What does it feel like to receive TMS?
Generally TMS produces a slight knocking or tapping sensation on the head. This is also associated with a tapping sound produced by the TMS device. When administered at some stimulation sites it can cause contraction of the muscles of the scalp and occasionally the jaw. Mild headache and transient lightheadedness may sometimes result from TMS. These symptoms usually resolve by themselves shortly after the treatment is over.
Do you need to get anesthetized for TMS?
No. TMS is an outpatient procedure and does not require anesthesia or an IV. It can be administered in a physician’s office or clinic.
Does it hurt?
Approximately 5-10% of patients experience discomfort at the site of stimulation. In general this has not been a problem when administering TMS to patients volunteering for research studies.
How long does a treatment session last?
It depends on the research protocol, but generally each session takes about a half an hour. One procedure includes 2 daily sessions approximately 20 minutes each, with a 30-minute break between them. It is performed for 10 days, with a rest period of 2 days between the first 5 days and the second 5 days. There are 20 sessions in total.
How many times do you need to receive TMS?
Research protocols vary in the treatment duration, but most require at least two weeks of daily stimulation given five times per week, some require up to 6 weeks.
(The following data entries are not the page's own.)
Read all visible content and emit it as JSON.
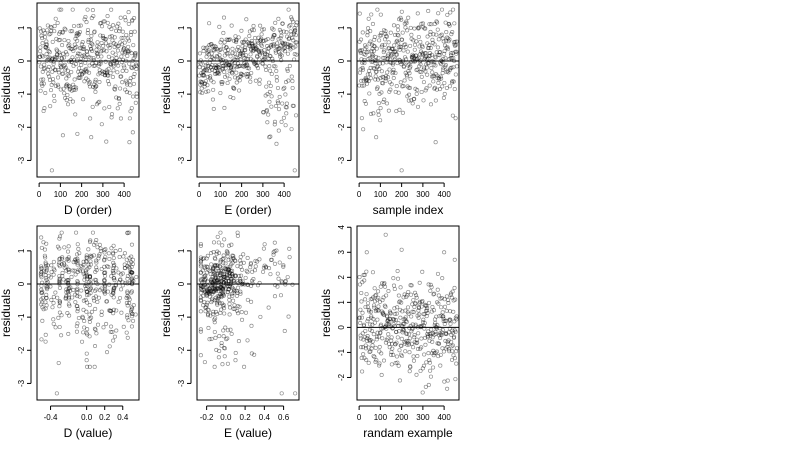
{
  "chart_data": [
    {
      "type": "scatter",
      "xlabel": "D (order)",
      "ylabel": "residuals",
      "xlim": [
        -10,
        470
      ],
      "ylim": [
        -3.5,
        1.75
      ],
      "xticks": [
        0,
        100,
        200,
        300,
        400
      ],
      "yticks": [
        -3,
        -2,
        -1,
        0,
        1
      ],
      "hline": 0,
      "n_points": 460,
      "series": [
        {
          "x": "sample index 1..460",
          "y_mean": 0.15,
          "y_sd": 0.65,
          "outliers": [
            [
              60,
              -3.3
            ],
            [
              245,
              -2.3
            ],
            [
              180,
              -2.2
            ],
            [
              425,
              -2.45
            ]
          ]
        }
      ]
    },
    {
      "type": "scatter",
      "xlabel": "E (order)",
      "ylabel": "residuals",
      "xlim": [
        -10,
        470
      ],
      "ylim": [
        -3.5,
        1.75
      ],
      "xticks": [
        0,
        100,
        200,
        300,
        400
      ],
      "yticks": [
        -3,
        -2,
        -1,
        0,
        1
      ],
      "hline": 0,
      "n_points": 460,
      "series": [
        {
          "x": "sample index 1..460",
          "trend": "rising from ~-0.3 to ~0.6 with wider negative spread above x=300",
          "outliers": [
            [
              450,
              -3.3
            ],
            [
              330,
              -2.3
            ],
            [
              375,
              -2.1
            ]
          ]
        }
      ]
    },
    {
      "type": "scatter",
      "xlabel": "sample index",
      "ylabel": "residuals",
      "xlim": [
        -10,
        470
      ],
      "ylim": [
        -3.5,
        1.75
      ],
      "xticks": [
        0,
        100,
        200,
        300,
        400
      ],
      "yticks": [
        -3,
        -2,
        -1,
        0,
        1
      ],
      "hline": 0,
      "n_points": 460,
      "series": [
        {
          "x": "sample index 1..460",
          "y_mean": 0.15,
          "y_sd": 0.65,
          "outliers": [
            [
              200,
              -3.3
            ],
            [
              80,
              -2.3
            ],
            [
              360,
              -2.45
            ]
          ]
        }
      ]
    },
    {
      "type": "scatter",
      "xlabel": "D (value)",
      "ylabel": "residuals",
      "xlim": [
        -0.55,
        0.58
      ],
      "ylim": [
        -3.5,
        1.75
      ],
      "xticks": [
        -0.4,
        0.0,
        0.2,
        0.4
      ],
      "xticklabels": [
        "-0.4",
        "0.0",
        "0.2",
        "0.4"
      ],
      "yticks": [
        -3,
        -2,
        -1,
        0,
        1
      ],
      "hline": 0,
      "n_points": 460,
      "series": [
        {
          "x": "D values in [-0.5, 0.55], vertical stripe near 0.04",
          "outliers": [
            [
              -0.33,
              -3.3
            ],
            [
              0.0,
              -2.3
            ]
          ]
        }
      ]
    },
    {
      "type": "scatter",
      "xlabel": "E (value)",
      "ylabel": "residuals",
      "xlim": [
        -0.3,
        0.76
      ],
      "ylim": [
        -3.5,
        1.75
      ],
      "xticks": [
        -0.2,
        0.0,
        0.2,
        0.4,
        0.6
      ],
      "xticklabels": [
        "-0.2",
        "0.0",
        "0.2",
        "0.4",
        "0.6"
      ],
      "yticks": [
        -3,
        -2,
        -1,
        0,
        1
      ],
      "hline": 0,
      "n_points": 460,
      "series": [
        {
          "x": "E values concentrated in [-0.25, 0.35]",
          "outliers": [
            [
              0.58,
              -3.3
            ],
            [
              0.72,
              -3.3
            ],
            [
              0.1,
              -2.3
            ]
          ]
        }
      ]
    },
    {
      "type": "scatter",
      "xlabel": "randam example",
      "ylabel": "residuals",
      "xlim": [
        -10,
        470
      ],
      "ylim": [
        -2.9,
        4.05
      ],
      "xticks": [
        0,
        100,
        200,
        300,
        400
      ],
      "yticks": [
        -2,
        -1,
        0,
        1,
        2,
        3,
        4
      ],
      "hline": 0,
      "n_points": 460,
      "series": [
        {
          "x": "sample index 1..460",
          "y_mean": 0.0,
          "y_sd": 1.0,
          "outliers": [
            [
              125,
              3.7
            ],
            [
              200,
              3.1
            ],
            [
              450,
              2.7
            ]
          ]
        }
      ]
    }
  ]
}
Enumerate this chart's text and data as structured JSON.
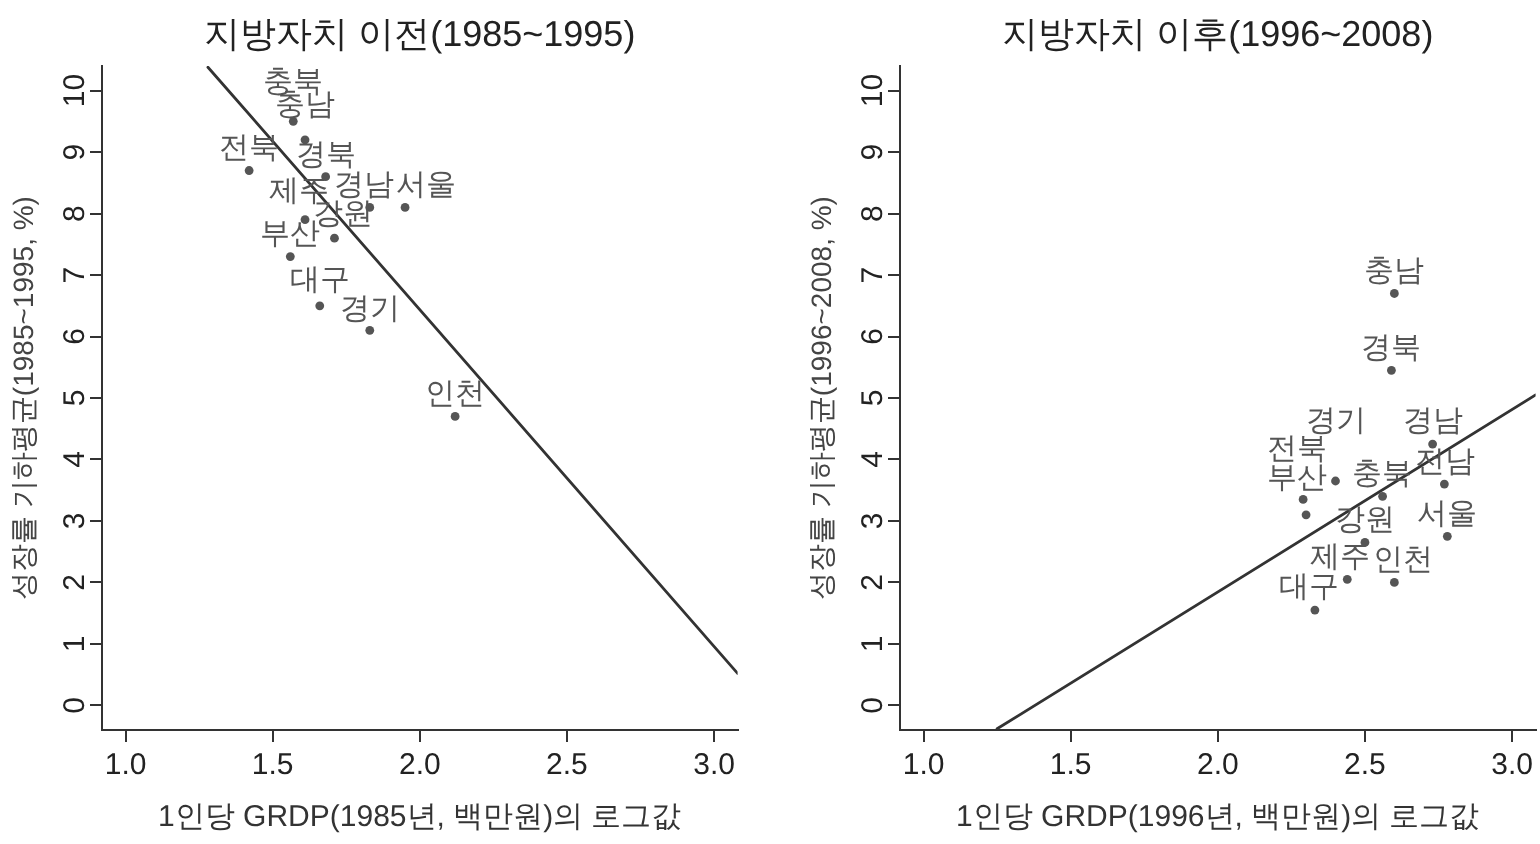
{
  "chart_data": [
    {
      "type": "scatter",
      "title": "지방자치 이전(1985~1995)",
      "xlabel": "1인당 GRDP(1985년, 백만원)의 로그값",
      "ylabel": "성장률 기하평균(1985~1995, %)",
      "xlim": [
        0.92,
        3.08
      ],
      "ylim": [
        -0.4,
        10.4
      ],
      "xticks": [
        {
          "value": 1,
          "label": "1.0"
        },
        {
          "value": 1.5,
          "label": "1.5"
        },
        {
          "value": 2,
          "label": "2.0"
        },
        {
          "value": 2.5,
          "label": "2.5"
        },
        {
          "value": 3,
          "label": "3.0"
        }
      ],
      "yticks": [
        0,
        1,
        2,
        3,
        4,
        5,
        6,
        7,
        8,
        9,
        10
      ],
      "grid": false,
      "series": [
        {
          "type": "scatter",
          "color": "#555555",
          "marker": "circle",
          "x": [
            1.57,
            1.61,
            1.42,
            1.68,
            1.83,
            1.95,
            1.61,
            1.71,
            1.56,
            1.66,
            1.83,
            2.12
          ],
          "values": [
            9.5,
            9.2,
            8.7,
            8.6,
            8.1,
            8.1,
            7.9,
            7.6,
            7.3,
            6.5,
            6.1,
            4.7
          ],
          "value_labels": [
            "충북",
            "충남",
            "전북",
            "경북",
            "경남",
            "서울",
            "제주",
            "강원",
            "부산",
            "대구",
            "경기",
            "인천"
          ]
        },
        {
          "type": "line",
          "color": "#333333",
          "x": [
            1.28,
            3.08
          ],
          "values": [
            10.38,
            0.52
          ]
        }
      ]
    },
    {
      "type": "scatter",
      "title": "지방자치 이후(1996~2008)",
      "xlabel": "1인당 GRDP(1996년, 백만원)의 로그값",
      "ylabel": "성장률 기하평균(1996~2008, %)",
      "xlim": [
        0.92,
        3.08
      ],
      "ylim": [
        -0.4,
        10.4
      ],
      "xticks": [
        {
          "value": 1,
          "label": "1.0"
        },
        {
          "value": 1.5,
          "label": "1.5"
        },
        {
          "value": 2,
          "label": "2.0"
        },
        {
          "value": 2.5,
          "label": "2.5"
        },
        {
          "value": 3,
          "label": "3.0"
        }
      ],
      "yticks": [
        0,
        1,
        2,
        3,
        4,
        5,
        6,
        7,
        8,
        9,
        10
      ],
      "grid": false,
      "series": [
        {
          "type": "scatter",
          "color": "#555555",
          "marker": "circle",
          "x": [
            2.6,
            2.59,
            2.73,
            2.77,
            2.78,
            2.5,
            2.44,
            2.6,
            2.33,
            2.4,
            2.56,
            2.29,
            2.3
          ],
          "values": [
            6.7,
            5.45,
            4.25,
            3.6,
            2.75,
            2.65,
            2.05,
            2.0,
            1.55,
            3.65,
            3.4,
            3.35,
            3.1
          ],
          "value_labels": [
            "충남",
            "경북",
            "경남",
            "전남",
            "서울",
            "강원",
            "제주",
            "인천",
            "대구",
            "경기",
            "충북",
            "전북",
            "부산"
          ]
        },
        {
          "type": "line",
          "color": "#333333",
          "x": [
            1.25,
            3.08
          ],
          "values": [
            -0.38,
            5.05
          ]
        }
      ]
    }
  ]
}
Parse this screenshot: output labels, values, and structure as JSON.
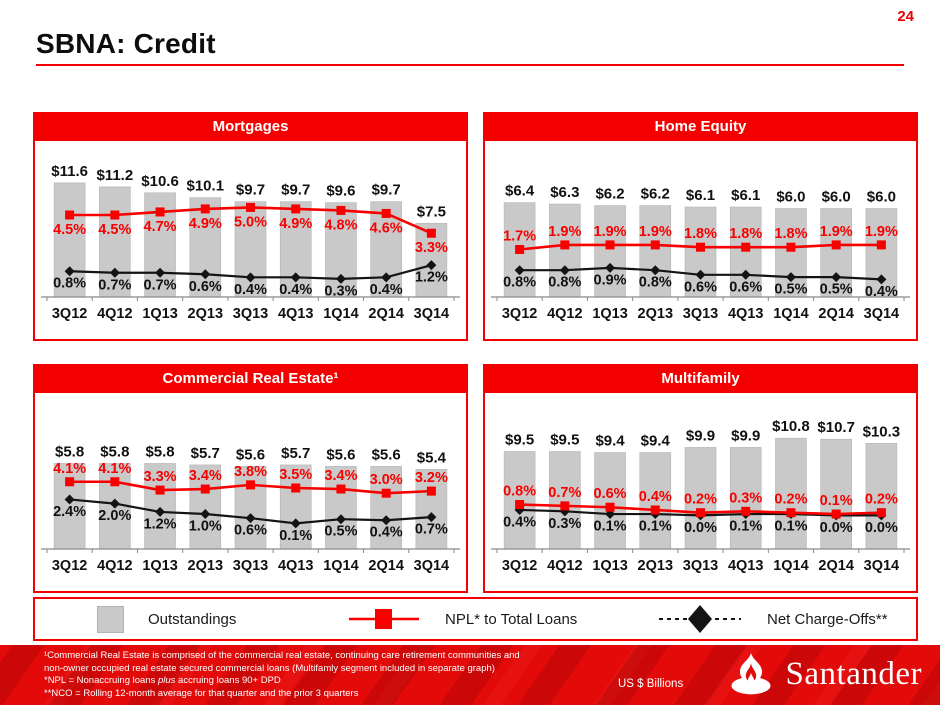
{
  "page": {
    "number": "24",
    "title": "SBNA: Credit"
  },
  "colors": {
    "accent_red": "#f40000",
    "bar_fill": "#c9c9c9",
    "bar_stroke": "#b5b5b5",
    "npl_line": "#f90000",
    "nco_line": "#141414",
    "axis": "#8a8a8a",
    "label_dark": "#111111"
  },
  "chart_data": [
    {
      "type": "bar+line",
      "title": "Mortgages",
      "ylabel": "US $ Billions",
      "categories": [
        "3Q12",
        "4Q12",
        "1Q13",
        "2Q13",
        "3Q13",
        "4Q13",
        "1Q14",
        "2Q14",
        "3Q14"
      ],
      "bars": {
        "name": "Outstandings",
        "values": [
          11.6,
          11.2,
          10.6,
          10.1,
          9.7,
          9.7,
          9.6,
          9.7,
          7.5
        ],
        "labels": [
          "$11.6",
          "$11.2",
          "$10.6",
          "$10.1",
          "$9.7",
          "$9.7",
          "$9.6",
          "$9.7",
          "$7.5"
        ]
      },
      "npl": {
        "name": "NPL* to Total Loans",
        "values": [
          4.5,
          4.5,
          4.7,
          4.9,
          5.0,
          4.9,
          4.8,
          4.6,
          3.3
        ],
        "labels": [
          "4.5%",
          "4.5%",
          "4.7%",
          "4.9%",
          "5.0%",
          "4.9%",
          "4.8%",
          "4.6%",
          "3.3%"
        ]
      },
      "nco": {
        "name": "Net Charge-Offs**",
        "values": [
          0.8,
          0.7,
          0.7,
          0.6,
          0.4,
          0.4,
          0.3,
          0.4,
          1.2
        ],
        "labels": [
          "0.8%",
          "0.7%",
          "0.7%",
          "0.6%",
          "0.4%",
          "0.4%",
          "0.3%",
          "0.4%",
          "1.2%"
        ]
      },
      "layout": {
        "bar_axis_max": 12,
        "pct_k": 15.2,
        "pct_off": 13.6,
        "npl_labels": "below",
        "grid": false
      }
    },
    {
      "type": "bar+line",
      "title": "Home Equity",
      "ylabel": "US $ Billions",
      "categories": [
        "3Q12",
        "4Q12",
        "1Q13",
        "2Q13",
        "3Q13",
        "4Q13",
        "1Q14",
        "2Q14",
        "3Q14"
      ],
      "bars": {
        "name": "Outstandings",
        "values": [
          6.4,
          6.3,
          6.2,
          6.2,
          6.1,
          6.1,
          6.0,
          6.0,
          6.0
        ],
        "labels": [
          "$6.4",
          "$6.3",
          "$6.2",
          "$6.2",
          "$6.1",
          "$6.1",
          "$6.0",
          "$6.0",
          "$6.0"
        ]
      },
      "npl": {
        "name": "NPL* to Total Loans",
        "values": [
          1.7,
          1.9,
          1.9,
          1.9,
          1.8,
          1.8,
          1.8,
          1.9,
          1.9
        ],
        "labels": [
          "1.7%",
          "1.9%",
          "1.9%",
          "1.9%",
          "1.8%",
          "1.8%",
          "1.8%",
          "1.9%",
          "1.9%"
        ]
      },
      "nco": {
        "name": "Net Charge-Offs**",
        "values": [
          0.8,
          0.8,
          0.9,
          0.8,
          0.6,
          0.6,
          0.5,
          0.5,
          0.4
        ],
        "labels": [
          "0.8%",
          "0.8%",
          "0.9%",
          "0.8%",
          "0.6%",
          "0.6%",
          "0.5%",
          "0.5%",
          "0.4%"
        ]
      },
      "layout": {
        "bar_axis_max": 8,
        "pct_k": 23,
        "pct_off": 8.4,
        "npl_labels": "above",
        "grid": false
      }
    },
    {
      "type": "bar+line",
      "title": "Commercial Real Estate¹",
      "ylabel": "US $ Billions",
      "categories": [
        "3Q12",
        "4Q12",
        "1Q13",
        "2Q13",
        "3Q13",
        "4Q13",
        "1Q14",
        "2Q14",
        "3Q14"
      ],
      "bars": {
        "name": "Outstandings",
        "values": [
          5.8,
          5.8,
          5.8,
          5.7,
          5.6,
          5.7,
          5.6,
          5.6,
          5.4
        ],
        "labels": [
          "$5.8",
          "$5.8",
          "$5.8",
          "$5.7",
          "$5.6",
          "$5.7",
          "$5.6",
          "$5.6",
          "$5.4"
        ]
      },
      "npl": {
        "name": "NPL* to Total Loans",
        "values": [
          4.1,
          4.1,
          3.3,
          3.4,
          3.8,
          3.5,
          3.4,
          3.0,
          3.2
        ],
        "labels": [
          "4.1%",
          "4.1%",
          "3.3%",
          "3.4%",
          "3.8%",
          "3.5%",
          "3.4%",
          "3.0%",
          "3.2%"
        ]
      },
      "nco": {
        "name": "Net Charge-Offs**",
        "values": [
          2.4,
          2.0,
          1.2,
          1.0,
          0.6,
          0.1,
          0.5,
          0.4,
          0.7
        ],
        "labels": [
          "2.4%",
          "2.0%",
          "1.2%",
          "1.0%",
          "0.6%",
          "0.1%",
          "0.5%",
          "0.4%",
          "0.7%"
        ]
      },
      "layout": {
        "bar_axis_max": 8,
        "pct_k": 10.4,
        "pct_off": 24.6,
        "npl_labels": "above",
        "grid": false
      }
    },
    {
      "type": "bar+line",
      "title": "Multifamily",
      "ylabel": "US $ Billions",
      "categories": [
        "3Q12",
        "4Q12",
        "1Q13",
        "2Q13",
        "3Q13",
        "4Q13",
        "1Q14",
        "2Q14",
        "3Q14"
      ],
      "bars": {
        "name": "Outstandings",
        "values": [
          9.5,
          9.5,
          9.4,
          9.4,
          9.9,
          9.9,
          10.8,
          10.7,
          10.3
        ],
        "labels": [
          "$9.5",
          "$9.5",
          "$9.4",
          "$9.4",
          "$9.9",
          "$9.9",
          "$10.8",
          "$10.7",
          "$10.3"
        ]
      },
      "npl": {
        "name": "NPL* to Total Loans",
        "values": [
          0.8,
          0.7,
          0.6,
          0.4,
          0.2,
          0.3,
          0.2,
          0.1,
          0.2
        ],
        "labels": [
          "0.8%",
          "0.7%",
          "0.6%",
          "0.4%",
          "0.2%",
          "0.3%",
          "0.2%",
          "0.1%",
          "0.2%"
        ]
      },
      "nco": {
        "name": "Net Charge-Offs**",
        "values": [
          0.4,
          0.3,
          0.1,
          0.1,
          0.0,
          0.1,
          0.1,
          0.0,
          0.0
        ],
        "labels": [
          "0.4%",
          "0.3%",
          "0.1%",
          "0.1%",
          "0.0%",
          "0.1%",
          "0.1%",
          "0.0%",
          "0.0%"
        ]
      },
      "layout": {
        "bar_axis_max": 11.5,
        "pct_k": 13.6,
        "pct_off": 33.6,
        "npl_labels": "above",
        "grid": false
      }
    }
  ],
  "legend": {
    "items": [
      {
        "label": "Outstandings"
      },
      {
        "label": "NPL* to Total Loans"
      },
      {
        "label": "Net Charge-Offs**"
      }
    ]
  },
  "footnotes": {
    "lines": [
      [
        {
          "t": "¹Commercial Real Estate is comprised of the  commercial real estate, continuing care retirement communities and"
        }
      ],
      [
        {
          "t": "non-owner occupied real estate secured commercial loans (Multifamly segment included in separate graph)"
        }
      ],
      [
        {
          "t": "*NPL = Nonaccruing loans "
        },
        {
          "t": "plus",
          "i": true
        },
        {
          "t": " accruing loans 90+ DPD"
        }
      ],
      [
        {
          "t": "**NCO = Rolling 12-month average for that quarter and the prior 3 quarters"
        }
      ]
    ]
  },
  "footer": {
    "units_label": "US $ Billions",
    "brand_wordmark": "Santander"
  }
}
Are there any side-effects or risks associated with TMS?
Yes. The main risk of TMS, as with any pulsed energy, is inducing a seizure, though with close monitoring this complication has been very rare. No seizures have been reported in the scientific literature since safety guidelines have been implemented. For stimulation at low frequency (1 to 5 pulses per second) there have been no reports of seizures. Insofar as the brain is directly stimulated by TMS, there is a potential risk of disturbing the brain’s normal functions. However, in depression studies reported so far, no cognitive side-effects like loss of memory, negative changes in concentration and other cognitive capacities have been reported. This is in stark contract to the well known cognitive side effects associated with electroconvulsive therapy (ECT).
Is TMS widely available to patients in the U.S. and Canada?
TMS is not yet FDA cleared but has been approved in Canada and can be purchased from Biophysica.
Why are researchers evaluating TMS?
TMS has some very unique properties. It is non-invasive, (does not break the skin and can be delivered in a physician’s office) can easily be focused on small areas of the brain, and can change brain activity. This makes it particularly well suited for treating the brain, while minimizing side effects typical with other psychiatric treatments which affect areas of the brain and body not involved in the disorder.
Specifically for major depression, researchers understand there are a significant number of patients suffering from this disorder that are not helped by the available medications and other therapies, only receive partial benefit, or are not able to take medications at all. TMS offers hope that, if proven effective, many of these patients may be able to experience symptom relief.
Reviewed by Stanford Miller, July 2004
TMS is used in many different areas of research and therapeutics including:
Cognitive Neuroscience - in the investigation of learning, memory, creativity, speech, hearing, visual, perception and functional connection
Psychiatry - to influence specific brain function within the dorsolateral prefrontal cortex To relieve anxiety, depression, bulemia (bulimia), schizophrenia and depersonalization as a better alternative to Electric Shock Treatment also called ECT.
Neurophysiology - used in the stimulation of the peripheral and central nerve pathways. Eliciting motor evoked potentials to advanced brain mapping research techniques.
Rehabilitation - used in the promotion of muscle recovery and the relief of pain and nerve spasticity.